Question

Harry Potter approaches with a strange bag full of balls, numbered 1 to k. As you reach in to pick one, he notes that they are not all equally likely because of magic: ball 1 is least likely to be chosen, with probability c, where c is some constant. Ball 2 has probability 2c, Ball 3 has probability 3c, . . . , Ball k − 1 has probability (k − 1)c, and Ball k has probability kc.

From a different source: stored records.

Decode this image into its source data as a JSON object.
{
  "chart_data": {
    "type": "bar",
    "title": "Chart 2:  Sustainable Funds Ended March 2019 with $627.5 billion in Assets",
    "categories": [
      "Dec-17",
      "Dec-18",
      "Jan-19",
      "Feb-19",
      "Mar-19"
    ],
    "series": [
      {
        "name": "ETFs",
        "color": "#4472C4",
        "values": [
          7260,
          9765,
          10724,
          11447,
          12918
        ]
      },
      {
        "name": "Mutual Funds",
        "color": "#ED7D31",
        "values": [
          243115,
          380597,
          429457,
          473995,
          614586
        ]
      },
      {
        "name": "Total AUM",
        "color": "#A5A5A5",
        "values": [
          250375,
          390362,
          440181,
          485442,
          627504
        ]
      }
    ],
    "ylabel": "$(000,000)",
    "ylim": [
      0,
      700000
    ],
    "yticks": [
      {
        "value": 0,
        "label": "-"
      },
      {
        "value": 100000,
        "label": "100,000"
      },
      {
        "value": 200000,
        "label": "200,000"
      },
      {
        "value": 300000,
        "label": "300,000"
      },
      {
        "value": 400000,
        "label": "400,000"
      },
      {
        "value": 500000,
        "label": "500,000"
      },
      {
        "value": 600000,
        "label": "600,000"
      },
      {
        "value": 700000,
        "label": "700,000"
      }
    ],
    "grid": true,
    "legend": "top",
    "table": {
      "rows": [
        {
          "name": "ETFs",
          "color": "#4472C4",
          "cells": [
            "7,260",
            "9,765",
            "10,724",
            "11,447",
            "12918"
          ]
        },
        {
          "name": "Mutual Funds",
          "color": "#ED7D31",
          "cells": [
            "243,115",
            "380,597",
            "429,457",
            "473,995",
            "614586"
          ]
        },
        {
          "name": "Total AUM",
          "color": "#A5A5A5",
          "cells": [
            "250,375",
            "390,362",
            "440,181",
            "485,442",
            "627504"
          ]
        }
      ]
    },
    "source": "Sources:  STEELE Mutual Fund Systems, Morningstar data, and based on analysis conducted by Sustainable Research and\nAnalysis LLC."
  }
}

1. What is the expected value of the ball number you pick? Your answer can’t use the constant c, but will use k.

Answer 1

[k*(k+1)*(2*k+1)] / 6

Explanation:

We have balls numbered as: 1, 2, 3, ... , k with probabilities as: c, 2*c, 3*c, ... , k*c

Let Y be the discrete random variable defined as: Y = ball number

We know that Expected value of discrete Random Variable is:

E[X] = Σ₁ⁿ xₐ*f(xₐ) ,where f(xₐ) is probability of xₐ

then,

E[Y] = 1*c + 2*2*c + 3*3*c + ... + k*k*c

E[Y] = c*(1 + 2*2 + 3*3 + ... + k*k)

E[Y] = c*(1^2 + 2^2 + 3^2 + ... + k^2)

consider c = 1 (because it's constant so you can suppose any you wish)

E[Y] = 1^2 + 2^2 + 3^2 + ... + k^2

using formula of first n squares natural numbers (as attached picture)

E[Y] = [k*(k+1)*(2*k+1)] / 6